Ahora bien, ¿cuál es la manera de lograr esa paz? Lávate la cara y perfuma tu cabeza. ¿Quieres ser aceptado por el Señor? Lava la cara. ¿Quieres que él te ame? Perfuma tu cabeza. Lava tu cara para que seas aceptado; unge tu cabeza para ser amado, pues la fragancia del perfume atraerá al Señor y el esplendor de tu rostro le encantará.
¿Y cuál es la casa del alma? Sin duda la conciencia. Por la cara conocemos a las personas, la conciencia es conocida por Dios. Si la conciencia está limpia, hermosa está el alma. Dios no reconoce la lengua de una persona: Mirad, muchos van a venir diciendo: Señor, Señor, y el Señor a ellos: No os conozco (Mt 7,22). No conoce tampoco las manos, o sea, las obras exteriores, pues hay muchos que hacen obras externas muy llamativas y tampoco son conocidos por el Señor: Señor, ¿no es verdad que hemos profetizado en tu nombre?
¿Acaso no hemos hecho milagros? ¿No hemos expulsado demonios? … Y él les responderá: Nunca os reconocí en aquellos tiempos en que os teníais por familiares e íntimos míos al hacer aquellos milagros. Yo no os reconocía: Alejaos de mí, ejecutores de maldad (Mat 25,41), pues yo sólo reconozco la pureza de conciencia, sólo la limpieza si va además acompañada por la unción de la cabeza.
Así que, lávate la cara, y además perfuma tu cabeza. Sin duda Dios reconocerá en ti lo que de él plantó en ti: reconocerá su imagen en ti, la que él plasmó en ti. Afirmaba Gregorio: “Lo mismo que los hombres se dan a ver y conocer por la apariencia exterior del cuerpo, así por nuestra imagen interior somos por Dios conocidos y dignos de que él nos mire”. El hombre no sólo fue hecho a imagen de Dios, sino también a semejanza suya. La imagen de Dios permanece indeleble en las potencias del alma; la semejanza, en los actos y virtudes, extraordinariamente deleble junto con la caridad. La semejanza, pues, está en la nitidez de la imagen; si falta la semejanza de la caridad la imagen está más renegrida que el carbón (Lam 4,8). Tiene el rostro de Dios, pero no tiene el esplendor de Dios: Dios no la conoce. Cuando el hombre peca, pierde la semejanza, pero no la imagen, pues el pecador pasa en la imagen.

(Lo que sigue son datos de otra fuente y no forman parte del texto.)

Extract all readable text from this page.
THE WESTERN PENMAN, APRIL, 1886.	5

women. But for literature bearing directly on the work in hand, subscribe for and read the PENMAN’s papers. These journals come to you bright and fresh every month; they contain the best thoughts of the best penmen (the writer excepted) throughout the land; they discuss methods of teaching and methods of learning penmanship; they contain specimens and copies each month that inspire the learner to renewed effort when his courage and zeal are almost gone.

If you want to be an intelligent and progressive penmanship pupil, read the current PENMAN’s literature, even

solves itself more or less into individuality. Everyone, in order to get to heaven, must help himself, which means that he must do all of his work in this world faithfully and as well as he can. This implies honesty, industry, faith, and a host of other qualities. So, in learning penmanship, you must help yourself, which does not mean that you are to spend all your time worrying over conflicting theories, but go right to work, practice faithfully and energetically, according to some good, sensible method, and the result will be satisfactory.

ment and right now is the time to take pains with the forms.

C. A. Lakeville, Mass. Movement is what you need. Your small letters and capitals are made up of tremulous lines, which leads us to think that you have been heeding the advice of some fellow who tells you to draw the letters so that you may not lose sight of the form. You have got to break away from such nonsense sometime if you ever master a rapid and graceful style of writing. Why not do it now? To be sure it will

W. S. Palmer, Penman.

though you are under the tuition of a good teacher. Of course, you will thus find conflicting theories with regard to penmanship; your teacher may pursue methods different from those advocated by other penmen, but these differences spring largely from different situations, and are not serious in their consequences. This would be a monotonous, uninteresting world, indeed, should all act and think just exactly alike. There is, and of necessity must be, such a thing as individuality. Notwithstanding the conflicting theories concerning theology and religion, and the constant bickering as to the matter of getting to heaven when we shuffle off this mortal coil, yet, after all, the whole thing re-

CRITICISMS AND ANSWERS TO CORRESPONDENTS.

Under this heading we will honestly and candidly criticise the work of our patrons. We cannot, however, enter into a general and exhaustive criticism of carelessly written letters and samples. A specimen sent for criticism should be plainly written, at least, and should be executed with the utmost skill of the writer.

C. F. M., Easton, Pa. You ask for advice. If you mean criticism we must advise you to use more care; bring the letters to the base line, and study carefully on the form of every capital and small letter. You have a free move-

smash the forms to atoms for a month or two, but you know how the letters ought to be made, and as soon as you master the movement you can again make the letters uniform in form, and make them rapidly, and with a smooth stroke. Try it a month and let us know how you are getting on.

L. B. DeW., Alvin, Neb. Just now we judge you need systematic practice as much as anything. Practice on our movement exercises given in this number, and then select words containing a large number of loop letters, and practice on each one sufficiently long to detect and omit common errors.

Por consiguiente, el esplendor de la imagen de Dios, es decir, el amor de Dios, es el ungüento. Unge por tanto con él tu cabeza, o sea, tu mente. La cabeza es lo más alto en el hombre, pero lo supremo en él es la mente, como dice san Agustín. Unge, pues, tu mente, en la que reside la imagen, con el ungüento de la semejanza y de la caridad para que perdures como te hicieron: y te hicieron, por cierto, a imagen y semejanza de Dios (Gn 1,26). Si continúas siendo como te crearon en imagen y semejanza, serás reconocido por Dios; de otro modo, aquel supremo Artífice no reconoce una obra suya deformada. Lávala, pues, y úngela; lávala para quitar el polvo, y úngela para arrancarle las manchas. ¿Y cómo lo haremos? Llorando. Si ya la tienes limpia de polvo, pero aún le quedan manchas, sigue limpiando. Aprende de aquellas cinco vírgenes necias: en ellas estaba todavía sucia la cara, por eso no las reconoció el Esposo.